I am fairly new to both S3 as well as boto3. I am trying to read in some data in the following format:
https://blahblah.s3.amazonaws.com/data1.csv https://blahblah.s3.amazonaws.com/data2.csv https://blahblah.s3.amazonaws.com/data3.csv
I am importing
boto3, and it seems like I would need to do something like:
import boto3 s3 = boto3.client('s3')
However, what should I do after creating this client if I want to read in all files separately in-memory (I am not supposed to locally download this data). Ideally, I would like to read in each CSV data file into separate Pandas DataFrames (which I know how to do once I know how to access the S3 data).
Please understand I’m fairly new to both
boto3 as well as
S3, so I don’t even know where to begin.
import boto3 s3 = boto3.resource('s3') obj = s3.Object(<<bucketname>>, <<itemname>>) body = obj.get()['Body'].read()

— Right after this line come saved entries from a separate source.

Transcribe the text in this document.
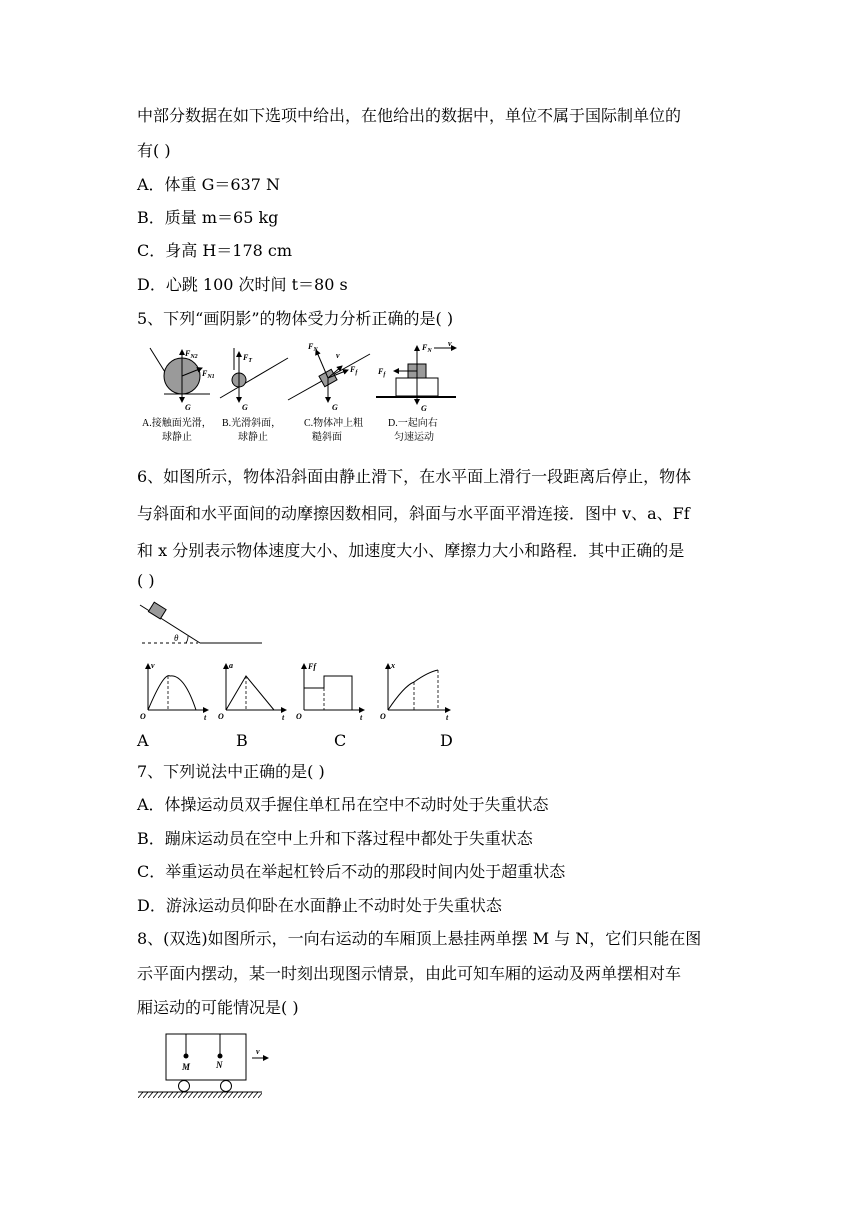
中部分数据在如下选项中给出，在他给出的数据中，单位不属于国际制单位的
有( )
A．体重 G＝637 N
B．质量 m＝65 kg
C．身高 H＝178 cm
D．心跳 100 次时间 t＝80 s
5、下列“画阴影”的物体受力分析正确的是( )
$F_{N2}$
$F_{N1}$
G
A.接触面光滑，
球静止
$F_T$
G
B.光滑斜面，
球静止
$F_N$
v
$F_f$
G
C.物体冲上粗
糙斜面
$F_N$
v
$F_f$
G
D.一起向右
匀速运动
6、如图所示，物体沿斜面由静止滑下，在水平面上滑行一段距离后停止，物体
与斜面和水平面间的动摩擦因数相同，斜面与水平面平滑连接．图中 v、a、Ff
和 x 分别表示物体速度大小、加速度大小、摩擦力大小和路程．其中正确的是
( )
θ
v
t
O
a
t
O
Ff
t
O
x
t
O
A	B	C	D
7、下列说法中正确的是( )
A．体操运动员双手握住单杠吊在空中不动时处于失重状态
B．蹦床运动员在空中上升和下落过程中都处于失重状态
C．举重运动员在举起杠铃后不动的那段时间内处于超重状态
D．游泳运动员仰卧在水面静止不动时处于失重状态
8、(双选)如图所示，一向右运动的车厢顶上悬挂两单摆 M 与 N，它们只能在图
示平面内摆动，某一时刻出现图示情景，由此可知车厢的运动及两单摆相对车
厢运动的可能情况是( )
M	N
v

You’ll have 2 options, both the options you’ve already mentioned:
- Downloading the file locally using
s3.download_file( "<bucket-name>", "<key-of-file>", "<local-path-where-file-will-be-downloaded>" )
- Loading the file contents into memory using
response = s3.get_object(Bucket="<bucket-name>", Key="<key-of-file>") contentBody = response.get("Body") # You need to read the content as it is a Stream content = contentBody.read()
Either approach is fine and you can just chose which one fits your scenario better.